Charity

Sanku: Project Healthy Children

Sanku: Project Healthy Children

Project Healthy Children works with rural millers in low-income countries to fortify staple foods with vitamins and minerals to end malnutrition in Africa.

What problem is Project Healthy Children working on?

According to Project Healthy Children, over 2 billion people lack access to essential nutrients, and about 8,000 children die each day from preventable illnesses resulting from micronutrient deficiencies. Micronutrient deficiencies can lead to various health problems, like blindness, birth defects, and serious cognitive impairment.

Food fortification is the addition of key vitamins and minerals (e.g. iron, folic acid, iodine, vitamin A, and zinc) to staple foods to improve their nutritional content and address a nutritional gap in a population. In the developing world, commonly fortified foods include staple products such as salt, maize flour, wheat flour, sugar, vegetable oil, and rice.

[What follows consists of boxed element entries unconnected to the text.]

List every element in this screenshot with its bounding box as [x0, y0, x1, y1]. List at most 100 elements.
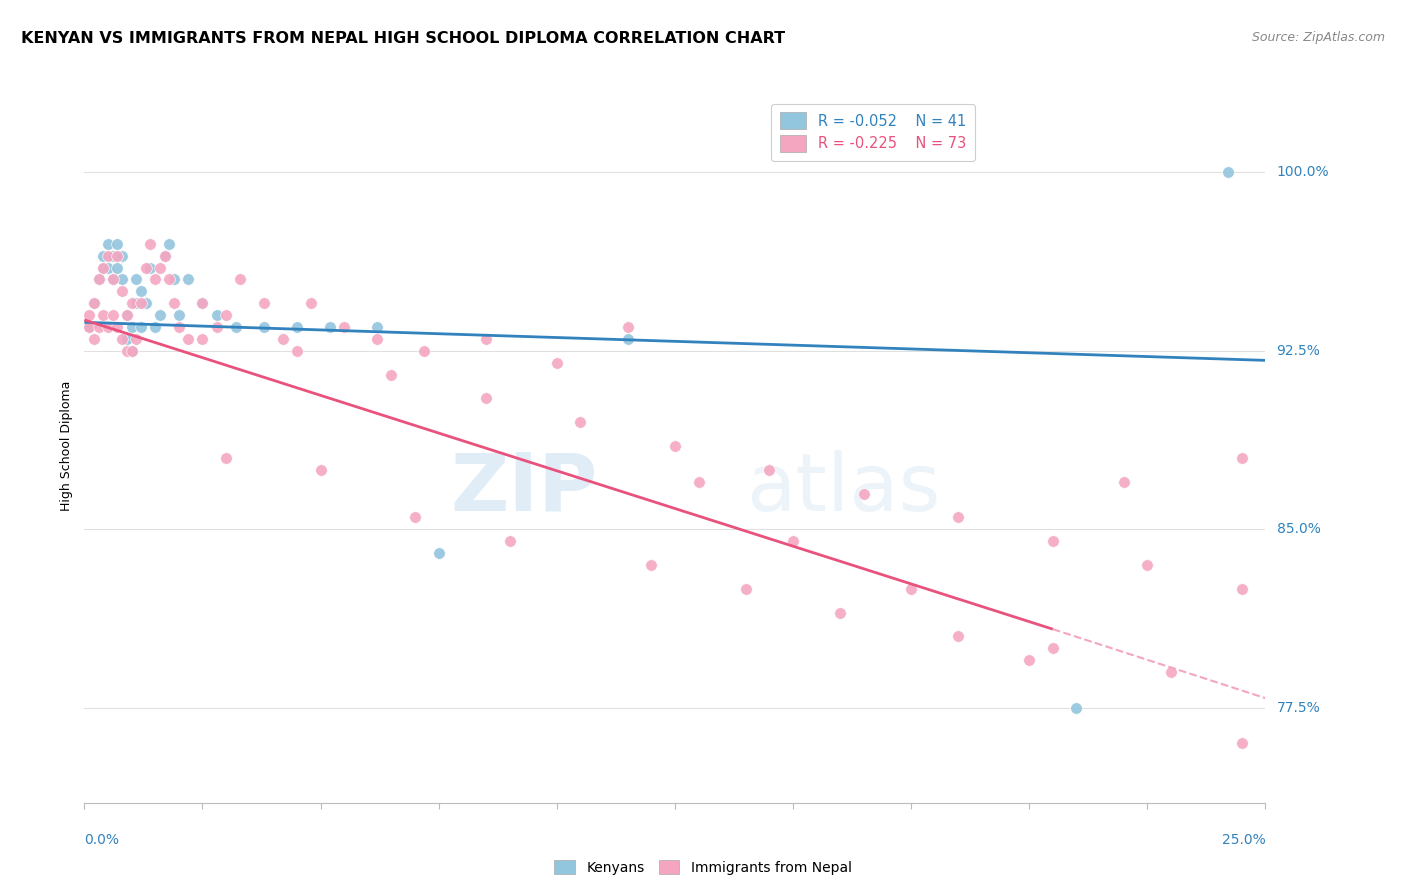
Point	[366, 320, 388, 334]
Point	[121, 320, 143, 334]
Point	[1018, 653, 1040, 667]
Point	[215, 450, 238, 465]
Point	[546, 356, 568, 370]
Point	[366, 332, 388, 346]
Point	[191, 296, 214, 310]
Text: ZIP: ZIP	[451, 450, 598, 528]
Text: atlas: atlas	[745, 450, 941, 528]
Point	[91, 249, 114, 263]
Point	[101, 272, 124, 286]
Point	[101, 249, 124, 263]
Point	[191, 332, 214, 346]
Point	[1112, 475, 1135, 489]
Point	[77, 308, 100, 322]
Point	[121, 343, 143, 358]
Point	[115, 332, 138, 346]
Point	[229, 272, 252, 286]
Point	[191, 296, 214, 310]
Point	[1230, 582, 1253, 596]
Point	[427, 546, 450, 560]
Point	[101, 308, 124, 322]
Point	[1230, 736, 1253, 750]
Point	[852, 486, 875, 500]
Point	[77, 320, 100, 334]
Point	[215, 308, 238, 322]
Point	[143, 272, 166, 286]
Point	[97, 236, 120, 251]
Point	[87, 272, 110, 286]
Point	[139, 236, 162, 251]
Point	[640, 558, 662, 572]
Point	[688, 475, 710, 489]
Point	[125, 332, 148, 346]
Point	[163, 272, 186, 286]
Point	[1042, 534, 1064, 549]
Point	[107, 249, 129, 263]
Point	[664, 439, 686, 453]
Point	[1066, 700, 1088, 714]
Point	[1160, 665, 1182, 679]
Text: 85.0%: 85.0%	[1277, 522, 1320, 536]
Point	[205, 308, 228, 322]
Point	[253, 320, 276, 334]
Point	[91, 260, 114, 275]
Point	[135, 260, 157, 275]
Point	[143, 320, 166, 334]
Point	[163, 296, 186, 310]
Point	[380, 368, 402, 382]
Point	[616, 320, 638, 334]
Point	[333, 320, 356, 334]
Point	[77, 320, 100, 334]
Text: Source: ZipAtlas.com: Source: ZipAtlas.com	[1251, 31, 1385, 45]
Point	[1042, 641, 1064, 656]
Point	[91, 260, 114, 275]
Text: 25.0%: 25.0%	[1222, 833, 1265, 847]
Point	[475, 332, 498, 346]
Text: 0.0%: 0.0%	[84, 833, 120, 847]
Point	[115, 308, 138, 322]
Point	[111, 332, 134, 346]
Y-axis label: High School Diploma: High School Diploma	[60, 381, 73, 511]
Point	[734, 582, 756, 596]
Point	[1230, 450, 1253, 465]
Text: KENYAN VS IMMIGRANTS FROM NEPAL HIGH SCHOOL DIPLOMA CORRELATION CHART: KENYAN VS IMMIGRANTS FROM NEPAL HIGH SCH…	[21, 31, 785, 46]
Point	[299, 296, 322, 310]
Point	[125, 272, 148, 286]
Point	[271, 332, 294, 346]
Point	[97, 249, 120, 263]
Point	[167, 320, 190, 334]
Point	[91, 308, 114, 322]
Point	[125, 296, 148, 310]
Point	[139, 260, 162, 275]
Point	[107, 260, 129, 275]
Point	[177, 332, 200, 346]
Point	[1216, 165, 1239, 179]
Point	[758, 463, 780, 477]
Point	[948, 629, 970, 643]
Point	[111, 285, 134, 299]
Point	[157, 236, 180, 251]
Point	[253, 296, 276, 310]
Point	[149, 308, 172, 322]
Point	[129, 285, 152, 299]
Point	[97, 260, 120, 275]
Point	[404, 510, 426, 524]
Point	[309, 463, 332, 477]
Point	[149, 260, 172, 275]
Point	[569, 415, 592, 429]
Point	[87, 320, 110, 334]
Legend: Kenyans, Immigrants from Nepal: Kenyans, Immigrants from Nepal	[548, 855, 858, 880]
Point	[129, 320, 152, 334]
Point	[157, 272, 180, 286]
Point	[115, 343, 138, 358]
Legend: R = -0.052    N = 41, R = -0.225    N = 73: R = -0.052 N = 41, R = -0.225 N = 73	[770, 103, 974, 161]
Point	[111, 249, 134, 263]
Point	[121, 343, 143, 358]
Point	[83, 296, 105, 310]
Point	[121, 296, 143, 310]
Point	[167, 308, 190, 322]
Point	[101, 272, 124, 286]
Point	[107, 320, 129, 334]
Point	[782, 534, 804, 549]
Point	[830, 606, 852, 620]
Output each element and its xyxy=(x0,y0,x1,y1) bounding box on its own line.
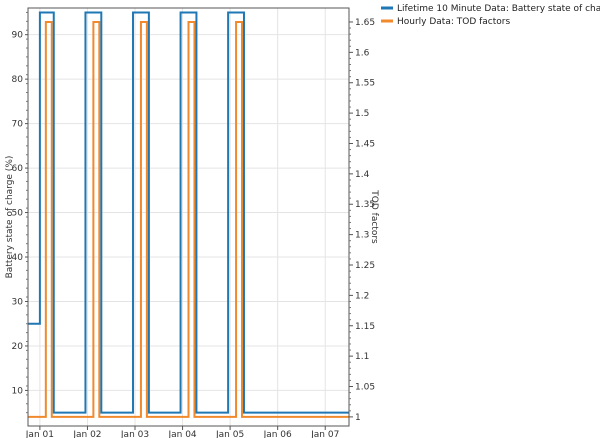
series-line-tod-factors xyxy=(28,20,349,418)
x-tick-label: Jan 04 xyxy=(167,430,196,438)
right-tick-label: 1.25 xyxy=(355,261,375,271)
legend-label: Hourly Data: TOD factors xyxy=(397,17,510,27)
series-line-battery-soc xyxy=(28,11,349,414)
series-layer xyxy=(28,11,349,418)
right-tick-label: 1.5 xyxy=(355,109,369,119)
left-tick-label: 80 xyxy=(12,75,24,85)
right-tick-label: 1.6 xyxy=(355,48,370,58)
right-tick-label: 1.1 xyxy=(355,352,369,362)
x-tick-label: Jan 01 xyxy=(25,430,54,438)
left-tick-label: 70 xyxy=(12,120,24,130)
right-axis-title: TOD factors xyxy=(369,189,379,244)
x-tick-label: Jan 07 xyxy=(310,430,339,438)
right-tick-label: 1 xyxy=(355,413,361,423)
x-axis: Jan 01 Jan 02 Jan 03 Jan 04 Jan 05 Jan 06 Jan … xyxy=(25,426,339,438)
right-tick-label: 1.35 xyxy=(355,200,375,210)
right-tick-label: 1.45 xyxy=(355,139,375,149)
left-axis-title: Battery state of charge (%) xyxy=(5,156,15,279)
left-tick-label: 20 xyxy=(12,342,24,352)
legend-label: Lifetime 10 Minute Data: Battery state o… xyxy=(397,4,600,14)
right-tick-label: 1.4 xyxy=(355,170,370,180)
right-axis: 1 1.05 1.1 1.15 1.2 1.25 1.3 1.35 1.4 1.45 1.5 1.55… xyxy=(349,18,375,423)
left-axis: 10 20 30 40 50 60 70 80 90 xyxy=(12,11,28,414)
right-tick-label: 1.05 xyxy=(355,383,375,393)
left-tick-label: 30 xyxy=(12,297,24,307)
left-tick-label: 10 xyxy=(12,386,24,396)
left-tick-label: 90 xyxy=(12,31,24,41)
x-tick-label: Jan 05 xyxy=(215,430,244,438)
left-tick-label: 50 xyxy=(12,209,24,219)
right-tick-label: 1.55 xyxy=(355,79,375,89)
x-tick-label: Jan 06 xyxy=(263,430,292,438)
left-tick-label: 60 xyxy=(12,164,24,174)
right-tick-label: 1.15 xyxy=(355,322,375,332)
left-tick-label: 40 xyxy=(12,253,24,263)
x-tick-label: Jan 02 xyxy=(72,430,101,438)
legend: Lifetime 10 Minute Data: Battery state o… xyxy=(381,4,600,27)
x-tick-label: Jan 03 xyxy=(120,430,149,438)
right-tick-label: 1.3 xyxy=(355,231,369,241)
right-tick-label: 1.65 xyxy=(355,18,375,28)
right-tick-label: 1.2 xyxy=(355,291,369,301)
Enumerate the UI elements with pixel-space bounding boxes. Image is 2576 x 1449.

What does Project Healthy Children do?

Project Healthy Children (PHC) is working to end malnutrition in Africa. To achieve this, PHC:

  • Works with small African flour mills to fortify staple foods with vital nutrients.
  • Helps millers offset the costs of the nutrients by helping them save money on flour bags for packing their flour.
  • Monitors the fortifying process remotely and visits the mills when needed.

PHC has already reached 2 million people with fortified flour, and it projects that it will reach 25 million people by 2025.

The cost of food fortification is as low as 26 cents per person per year, depending on the food and specific vitamins added.